Igreja erra ao questionar verdades científicas, diz texto

O vídeo, exibido no Fantástico em 9 de novembro, provocou a ira dos religiosos ao relacionar a postura da Igreja de condenação do preservativo a seu posicionamento na Inquisição e no nazismo. O vídeo questiona: “Quanto tempo vai levar para que a Igreja peça perdão pelas vítimas da Aids?”.

Segundo Grangeiro, a carta também tem por objetivo esclarecer a população. O texto sustenta que a Igreja erra ao lançar dúvidas sobre verdades científicas e, dessa forma, põe em risco a vida de pessoas. A Igreja defende a abstinência e a fidelidade como forma de prevenção à Aids e vem divulgando comunicados questionando a eficácia da camisinha.

— Diante de uma epidemia não há espaço para se discutir a adoção de estratégias que sabidamente não são mais eficazes — disse Grangeiro. — Cada vez que gastamos tempo com uma discussão ultrapassada, significa que mais pessoas estão morrendo. Nesse sentido é um equívoco da Igreja.

Grangeiro afirmou que não se trata de discutir a opção por fidelidade ou abstinência em âmbito pessoal:

— Mas não podemos adotar isso como política pública, até porque desrespeitaríamos a diversidade da sociedade — disse o coordenador. — Além disso, não fazemos campanhas de prevenção para quem não faz sexo, mas sim para quem faz.

Grangeiro disse que é importante garantir que o poder público continue oferecendo os meios de prevenção e não siga as orientações da Igreja:

— Minha preocupação é com o gestor público, o prefeito, o diretor da escola. Eles não podem deixar de fazer campanhas de prevenção.

O coordenador fez questão de frisar, entretanto, a importância dos programas da Pastoral da Aids no combate à epidemia. Representantes da Igreja procurados pelo GLOBO não foram encontrados.





CARTA ABERTA - 08/12/2003
Posição do Programa Nacional de DST e Aids frente à proibição de divulgação de campanha da Sociedade Civil

O Programa Nacional de Doenças Sexualmente Transmissíveis e Aids do Ministério da Saúde vem a público defender o direito de divulgação do vídeo “Pecado é não usar”, que as organizações não governamentais engajadas no controle da epidemia de aids fizeram em resposta à posição da Igreja Católica contra o uso do preservativo.
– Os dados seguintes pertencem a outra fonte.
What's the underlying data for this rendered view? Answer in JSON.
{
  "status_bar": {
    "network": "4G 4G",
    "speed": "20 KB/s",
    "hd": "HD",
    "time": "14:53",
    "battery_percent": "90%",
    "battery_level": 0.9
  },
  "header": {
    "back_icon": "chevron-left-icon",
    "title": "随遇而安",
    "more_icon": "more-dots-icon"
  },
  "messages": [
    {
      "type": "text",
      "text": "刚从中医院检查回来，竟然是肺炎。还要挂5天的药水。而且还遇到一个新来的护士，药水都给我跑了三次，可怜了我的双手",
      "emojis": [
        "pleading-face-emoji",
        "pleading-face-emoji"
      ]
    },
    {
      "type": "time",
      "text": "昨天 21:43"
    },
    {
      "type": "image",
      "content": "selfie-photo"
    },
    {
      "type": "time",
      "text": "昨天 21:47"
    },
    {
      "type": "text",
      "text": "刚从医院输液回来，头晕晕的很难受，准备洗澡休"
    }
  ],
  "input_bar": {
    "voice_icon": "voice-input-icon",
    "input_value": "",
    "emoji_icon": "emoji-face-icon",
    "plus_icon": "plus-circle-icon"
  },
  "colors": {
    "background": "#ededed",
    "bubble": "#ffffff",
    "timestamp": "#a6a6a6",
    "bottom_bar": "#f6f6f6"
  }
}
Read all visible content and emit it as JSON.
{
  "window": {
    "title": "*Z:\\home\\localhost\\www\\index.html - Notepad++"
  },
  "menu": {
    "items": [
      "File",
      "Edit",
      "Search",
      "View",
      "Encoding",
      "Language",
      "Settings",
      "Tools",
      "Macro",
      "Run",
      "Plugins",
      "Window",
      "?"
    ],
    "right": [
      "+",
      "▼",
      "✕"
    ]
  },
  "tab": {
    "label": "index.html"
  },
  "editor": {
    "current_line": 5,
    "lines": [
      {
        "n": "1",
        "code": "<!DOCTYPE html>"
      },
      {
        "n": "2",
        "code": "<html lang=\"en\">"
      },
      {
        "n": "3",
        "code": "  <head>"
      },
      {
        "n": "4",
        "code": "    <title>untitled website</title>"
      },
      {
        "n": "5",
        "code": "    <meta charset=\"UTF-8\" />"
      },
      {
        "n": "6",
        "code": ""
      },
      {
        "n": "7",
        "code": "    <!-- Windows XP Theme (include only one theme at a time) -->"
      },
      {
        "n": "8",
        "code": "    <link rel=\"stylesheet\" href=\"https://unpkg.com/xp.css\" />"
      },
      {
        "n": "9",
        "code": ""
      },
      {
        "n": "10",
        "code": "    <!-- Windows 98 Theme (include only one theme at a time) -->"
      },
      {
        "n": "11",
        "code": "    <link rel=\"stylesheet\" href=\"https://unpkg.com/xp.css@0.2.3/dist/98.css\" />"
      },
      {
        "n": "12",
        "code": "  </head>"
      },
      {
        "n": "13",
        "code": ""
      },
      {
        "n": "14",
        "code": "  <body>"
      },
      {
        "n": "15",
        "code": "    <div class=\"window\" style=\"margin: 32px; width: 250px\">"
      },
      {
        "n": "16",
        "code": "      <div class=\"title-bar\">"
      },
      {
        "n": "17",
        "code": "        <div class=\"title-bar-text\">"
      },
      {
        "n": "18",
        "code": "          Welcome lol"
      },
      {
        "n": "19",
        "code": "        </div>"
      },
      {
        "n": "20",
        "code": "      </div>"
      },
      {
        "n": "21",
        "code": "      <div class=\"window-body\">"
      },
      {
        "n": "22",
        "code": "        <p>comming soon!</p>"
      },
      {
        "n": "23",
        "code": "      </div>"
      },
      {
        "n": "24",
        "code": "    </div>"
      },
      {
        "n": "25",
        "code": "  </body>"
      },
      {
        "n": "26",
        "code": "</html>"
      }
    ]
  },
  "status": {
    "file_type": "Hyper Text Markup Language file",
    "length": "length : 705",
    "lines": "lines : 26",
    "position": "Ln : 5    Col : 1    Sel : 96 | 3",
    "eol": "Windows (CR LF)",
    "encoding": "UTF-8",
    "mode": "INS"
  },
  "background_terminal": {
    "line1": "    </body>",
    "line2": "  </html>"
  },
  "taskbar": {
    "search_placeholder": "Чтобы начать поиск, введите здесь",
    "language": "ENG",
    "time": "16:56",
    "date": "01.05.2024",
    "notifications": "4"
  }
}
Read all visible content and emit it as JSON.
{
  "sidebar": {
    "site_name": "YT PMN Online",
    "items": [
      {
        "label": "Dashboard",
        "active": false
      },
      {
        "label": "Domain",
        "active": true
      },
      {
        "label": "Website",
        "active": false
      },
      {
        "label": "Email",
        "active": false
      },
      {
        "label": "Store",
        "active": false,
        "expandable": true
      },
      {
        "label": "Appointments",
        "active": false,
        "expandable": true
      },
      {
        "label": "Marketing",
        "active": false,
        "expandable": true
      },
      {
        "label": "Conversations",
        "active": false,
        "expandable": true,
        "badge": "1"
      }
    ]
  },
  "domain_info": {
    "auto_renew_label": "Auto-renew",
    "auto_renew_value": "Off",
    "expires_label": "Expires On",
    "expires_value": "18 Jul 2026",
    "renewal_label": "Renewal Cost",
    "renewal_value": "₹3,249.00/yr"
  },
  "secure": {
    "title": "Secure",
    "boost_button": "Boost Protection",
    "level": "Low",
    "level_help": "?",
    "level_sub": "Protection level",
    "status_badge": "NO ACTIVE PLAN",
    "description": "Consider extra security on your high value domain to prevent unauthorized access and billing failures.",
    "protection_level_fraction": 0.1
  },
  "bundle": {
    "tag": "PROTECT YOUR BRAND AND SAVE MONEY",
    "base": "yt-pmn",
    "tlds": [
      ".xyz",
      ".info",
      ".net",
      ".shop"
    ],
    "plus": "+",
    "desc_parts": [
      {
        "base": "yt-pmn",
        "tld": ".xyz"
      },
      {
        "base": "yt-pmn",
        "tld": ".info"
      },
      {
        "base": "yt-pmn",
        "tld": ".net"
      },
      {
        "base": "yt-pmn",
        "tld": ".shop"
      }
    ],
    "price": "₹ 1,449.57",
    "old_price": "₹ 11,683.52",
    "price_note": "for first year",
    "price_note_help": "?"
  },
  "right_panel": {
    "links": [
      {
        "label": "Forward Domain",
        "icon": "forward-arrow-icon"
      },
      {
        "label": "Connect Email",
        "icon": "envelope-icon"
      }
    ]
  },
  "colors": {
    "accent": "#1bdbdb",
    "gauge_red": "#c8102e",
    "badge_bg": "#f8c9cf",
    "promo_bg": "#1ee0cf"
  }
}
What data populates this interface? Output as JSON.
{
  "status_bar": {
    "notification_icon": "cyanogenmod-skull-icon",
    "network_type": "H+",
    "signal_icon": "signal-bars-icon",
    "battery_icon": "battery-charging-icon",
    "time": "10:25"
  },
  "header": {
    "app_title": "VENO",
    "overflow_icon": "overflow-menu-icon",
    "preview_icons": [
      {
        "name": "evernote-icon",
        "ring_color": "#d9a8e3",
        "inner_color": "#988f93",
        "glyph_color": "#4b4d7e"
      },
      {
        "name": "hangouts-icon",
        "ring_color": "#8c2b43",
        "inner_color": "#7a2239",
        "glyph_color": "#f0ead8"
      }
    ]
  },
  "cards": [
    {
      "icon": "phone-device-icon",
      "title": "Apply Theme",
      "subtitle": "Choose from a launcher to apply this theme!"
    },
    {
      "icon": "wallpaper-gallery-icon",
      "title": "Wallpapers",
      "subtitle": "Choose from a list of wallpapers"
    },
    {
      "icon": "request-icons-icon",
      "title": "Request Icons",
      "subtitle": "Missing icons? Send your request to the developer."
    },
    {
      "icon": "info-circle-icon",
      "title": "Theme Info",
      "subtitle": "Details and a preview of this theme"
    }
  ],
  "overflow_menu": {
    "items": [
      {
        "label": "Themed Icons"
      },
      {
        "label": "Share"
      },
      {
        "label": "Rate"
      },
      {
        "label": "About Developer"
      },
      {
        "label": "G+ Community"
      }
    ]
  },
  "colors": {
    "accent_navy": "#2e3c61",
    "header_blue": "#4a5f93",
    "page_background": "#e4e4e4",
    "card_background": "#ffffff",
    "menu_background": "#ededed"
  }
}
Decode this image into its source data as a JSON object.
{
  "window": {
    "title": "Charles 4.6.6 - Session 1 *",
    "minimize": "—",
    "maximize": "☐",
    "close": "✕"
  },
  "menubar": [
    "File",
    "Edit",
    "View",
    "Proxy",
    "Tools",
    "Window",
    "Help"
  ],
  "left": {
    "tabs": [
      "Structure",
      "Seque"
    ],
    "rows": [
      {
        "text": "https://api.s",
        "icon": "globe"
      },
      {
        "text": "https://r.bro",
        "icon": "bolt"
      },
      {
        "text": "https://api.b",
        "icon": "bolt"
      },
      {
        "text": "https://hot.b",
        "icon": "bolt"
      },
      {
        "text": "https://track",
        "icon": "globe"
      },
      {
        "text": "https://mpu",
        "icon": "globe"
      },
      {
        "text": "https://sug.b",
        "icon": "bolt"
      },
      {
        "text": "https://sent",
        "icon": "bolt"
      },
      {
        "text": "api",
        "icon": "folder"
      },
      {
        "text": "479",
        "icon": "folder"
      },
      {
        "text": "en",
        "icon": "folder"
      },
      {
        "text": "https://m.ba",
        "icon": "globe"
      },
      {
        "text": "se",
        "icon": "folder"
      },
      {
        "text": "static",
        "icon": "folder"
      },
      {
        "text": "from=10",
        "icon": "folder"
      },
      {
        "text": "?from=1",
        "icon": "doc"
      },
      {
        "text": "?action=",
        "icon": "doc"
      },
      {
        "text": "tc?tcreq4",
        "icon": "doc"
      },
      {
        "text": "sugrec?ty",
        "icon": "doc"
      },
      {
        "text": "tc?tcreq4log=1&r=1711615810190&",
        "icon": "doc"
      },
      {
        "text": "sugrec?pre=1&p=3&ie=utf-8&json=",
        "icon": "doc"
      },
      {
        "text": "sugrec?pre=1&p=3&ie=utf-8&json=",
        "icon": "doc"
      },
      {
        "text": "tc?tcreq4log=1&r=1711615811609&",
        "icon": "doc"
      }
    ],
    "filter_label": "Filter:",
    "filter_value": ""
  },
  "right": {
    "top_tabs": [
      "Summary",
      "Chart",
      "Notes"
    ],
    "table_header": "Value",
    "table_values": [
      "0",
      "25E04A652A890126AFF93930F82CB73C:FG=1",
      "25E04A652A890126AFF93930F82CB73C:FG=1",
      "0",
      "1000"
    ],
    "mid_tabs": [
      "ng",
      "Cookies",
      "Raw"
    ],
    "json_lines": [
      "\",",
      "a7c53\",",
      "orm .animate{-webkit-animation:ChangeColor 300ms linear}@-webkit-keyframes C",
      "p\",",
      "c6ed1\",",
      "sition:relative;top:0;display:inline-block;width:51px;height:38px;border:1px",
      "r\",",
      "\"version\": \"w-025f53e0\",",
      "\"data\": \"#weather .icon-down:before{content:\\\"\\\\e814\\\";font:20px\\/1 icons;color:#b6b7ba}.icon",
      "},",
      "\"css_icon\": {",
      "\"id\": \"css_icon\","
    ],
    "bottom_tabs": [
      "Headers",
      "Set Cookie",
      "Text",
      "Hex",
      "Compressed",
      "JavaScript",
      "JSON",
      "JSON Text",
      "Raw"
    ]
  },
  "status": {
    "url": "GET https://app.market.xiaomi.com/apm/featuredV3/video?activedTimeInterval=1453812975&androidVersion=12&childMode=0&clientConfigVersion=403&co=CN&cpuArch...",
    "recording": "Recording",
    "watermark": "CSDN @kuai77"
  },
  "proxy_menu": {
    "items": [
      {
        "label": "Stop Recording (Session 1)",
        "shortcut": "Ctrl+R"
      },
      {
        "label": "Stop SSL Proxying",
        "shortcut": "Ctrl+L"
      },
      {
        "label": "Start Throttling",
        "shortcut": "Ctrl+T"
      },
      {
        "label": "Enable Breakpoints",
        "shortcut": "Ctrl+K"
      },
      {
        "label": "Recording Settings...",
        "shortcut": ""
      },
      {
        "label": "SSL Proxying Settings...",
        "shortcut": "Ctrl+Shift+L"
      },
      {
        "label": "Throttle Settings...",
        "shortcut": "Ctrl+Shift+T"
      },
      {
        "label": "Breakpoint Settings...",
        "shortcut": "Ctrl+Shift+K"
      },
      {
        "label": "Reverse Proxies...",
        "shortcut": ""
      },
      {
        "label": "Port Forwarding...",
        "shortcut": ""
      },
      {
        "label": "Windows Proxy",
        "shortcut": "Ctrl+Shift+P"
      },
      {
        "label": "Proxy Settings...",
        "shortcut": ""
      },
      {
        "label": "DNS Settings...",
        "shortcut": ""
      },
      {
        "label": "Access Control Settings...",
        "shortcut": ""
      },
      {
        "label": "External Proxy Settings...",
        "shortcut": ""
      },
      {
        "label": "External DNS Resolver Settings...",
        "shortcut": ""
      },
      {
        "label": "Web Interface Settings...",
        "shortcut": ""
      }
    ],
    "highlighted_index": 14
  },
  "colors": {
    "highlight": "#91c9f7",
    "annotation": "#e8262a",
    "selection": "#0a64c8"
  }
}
Estamos em um país democrático, democracia esta que parcela da própria Igreja ajudou a construir, com a coragem de religiosos como Dom Paulo Evaristo Arns e inúmeros outros. Temos uma Constituição que defende as liberdades fundamentais como direito inalienável. Entre eles, a livre manifestação do pensamento e a liberdade de credo. O Governo Brasileiro não discute os dogmas e valores morais e individuais de abstinência e fidelidade conjugal.

Entretanto, ressalta que estas estratégias são inadequadas enquanto política de saúde pública para a prevenção do HIV e outras Doenças Sexualmente Transmissíveis. Seria um erro uma política pública baseada no respeito à universalidade, à diversidade e na realidade cultural da sociedade preconizar condutas que não são compartilhadas por todas as pessoas. Temos o dever e a responsabilidade de afirmar que o preservativo é a única maneira de prevenir o HIV entre as pessoas que têm vida sexual ativa. No Brasil, um contingente de 91 milhões de pessoas.

Respeitamos a Igreja Católica, reconhecemos a contribuição que ela tem dado na luta contra a aids no Brasil. Desde o início da epidemia, a Igreja acolheu e amparou os órfãos da aids; criou esquemas de ajuda aos moradores de rua; fundou creches e instituições para dar assistência aos portadores; criou, inclusive, a Pastoral da Aids.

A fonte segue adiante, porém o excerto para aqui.